In the present study, we observed a nonsignificant inverse association between circulating α-tocopherol, but a nonsignificant positive association for γ-tocopherol, with risk of glioma. These findings are in-line with some37, 38, but not all prior studies39. In a prospective nested case–control study from ATBC Study with 64 glioma cases, circulating α-tocopherol was inversely associated with glioma risk (for a one SD increment, OR 0.65, 95% CI 0.44–0.96); γ-tocopherol was not investigated38. Further, a case–control study of 34 GBM cases also reported that prediagnostic α-tocopherol, but not γ-tocopherol, was inversely associated with glioma risk37. However, in the Janus Serum Bank study of 110 GBM cases, high α- and γ-tocopherol concentrations were both positively associated with risk of GBM, and the associations were stronger based on samples collected at least 10 years prior to diagnosis39. Although we were unable to apply such a long lag due to our limited sample size, we noted a stronger though still nonsignificant positive association for γ-tocopherol in a 4-year lagged analysis, supporting the possibility of a potentially adverse influence of γ-tocopherol on glioma risk. Results from vitamin E dietary intake studies are not consistent with those utilizing biomarkers. A meta-analysis of 12 studies including 3180 glioma cases found that intake of vitamin E from foods or foods and supplements was not associated with risk of glioma40. Dietary recall or selection bias issues may have contributed to the different findings, as the meta-analysis mainly included retrospective studies; only one of the studies was prospective in design. Among vitamin E intervention trials41,42,43,44,45,46,47,48,49,50,51,52, only one study has reported results for cancers of the central nervous system with equivalent numbers of cases observed in the treatment (11 cases) and placebo (8 cases) arm; glioma was not reported separately48.

Strengths of the current study include the prospective design and availability of pre-diagnostic blood samples, which reduced the possibility of established glioma affecting the measured concentrations of circulating fat-soluble vitamins. In addition, the entire UKB cohort had circulating 25(OH)D measurements, allowing for robust evaluation of potential associations with glioma risk.
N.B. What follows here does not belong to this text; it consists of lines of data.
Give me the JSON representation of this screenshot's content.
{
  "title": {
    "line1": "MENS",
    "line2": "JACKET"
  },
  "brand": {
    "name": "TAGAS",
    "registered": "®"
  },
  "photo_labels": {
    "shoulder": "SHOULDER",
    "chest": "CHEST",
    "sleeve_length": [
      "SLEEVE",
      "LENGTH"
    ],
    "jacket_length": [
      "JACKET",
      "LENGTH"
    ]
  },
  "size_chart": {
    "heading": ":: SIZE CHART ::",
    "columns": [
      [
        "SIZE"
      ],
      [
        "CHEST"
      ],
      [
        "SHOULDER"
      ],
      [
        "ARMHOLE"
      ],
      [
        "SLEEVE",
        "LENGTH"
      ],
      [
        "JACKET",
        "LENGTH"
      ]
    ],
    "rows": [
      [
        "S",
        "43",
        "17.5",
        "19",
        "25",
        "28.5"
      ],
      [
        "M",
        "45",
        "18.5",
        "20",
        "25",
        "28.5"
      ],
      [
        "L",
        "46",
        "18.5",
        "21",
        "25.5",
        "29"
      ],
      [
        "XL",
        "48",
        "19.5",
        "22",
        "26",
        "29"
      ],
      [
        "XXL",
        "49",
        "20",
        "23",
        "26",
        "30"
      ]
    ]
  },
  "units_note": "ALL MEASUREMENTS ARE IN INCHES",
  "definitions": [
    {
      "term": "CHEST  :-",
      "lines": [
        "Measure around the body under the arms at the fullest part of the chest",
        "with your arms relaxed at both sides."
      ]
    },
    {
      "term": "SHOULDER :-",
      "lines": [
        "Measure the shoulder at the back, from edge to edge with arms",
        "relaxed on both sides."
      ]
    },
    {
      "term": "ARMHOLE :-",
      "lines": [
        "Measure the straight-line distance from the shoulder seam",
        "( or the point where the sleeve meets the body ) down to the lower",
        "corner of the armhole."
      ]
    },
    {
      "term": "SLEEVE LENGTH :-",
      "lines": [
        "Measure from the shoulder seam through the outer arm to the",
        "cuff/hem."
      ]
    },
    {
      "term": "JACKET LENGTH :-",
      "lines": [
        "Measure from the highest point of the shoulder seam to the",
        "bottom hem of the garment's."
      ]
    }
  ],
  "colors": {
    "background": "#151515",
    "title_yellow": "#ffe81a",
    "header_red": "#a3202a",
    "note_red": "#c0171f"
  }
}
Although results cannot be directly compared in the UKB and NHS/HPFS studies due to the use of different 25(OH)D assessment methodologies, that could lead to differences in reported 25(OH)D concentrations26, we note that neither study supported a role for vitamin D in glioma development. The primary limitations of this study include the small sample size, particularly for the analyses of retinol and α- and γ-tocopherol (84 cases), and use of a single blood sample for each participant. However, in plasma samples collected at two time points 1–2 years apart in NHS, we have shown high reproducibility for 25OH-D (intraclass correlation coefficients [ICC] = 0.71), retinol (ICC = 0.87), and α-tocopherol (ICC = 0.86); γ-tocopherol was not assessed in that study53. In addition, the population was mainly Caucasian with limited ethnic diversity. The non-statistically significant inverse association observed for α-tocopherol and non-statistically significant positive association observed for γ-tocopherol require further examination in larger, more ethnically heterogeneous cohorts.

In conclusion, our results suggest circulating 25(OH)D (vitamin D) and retinol (vitamin A) are not associated with glioma risk. Further investigation is however warranted to evaluate the potential associations we observed between vitamin E isoforms, α- and γ-tocopherol, and glioma risk.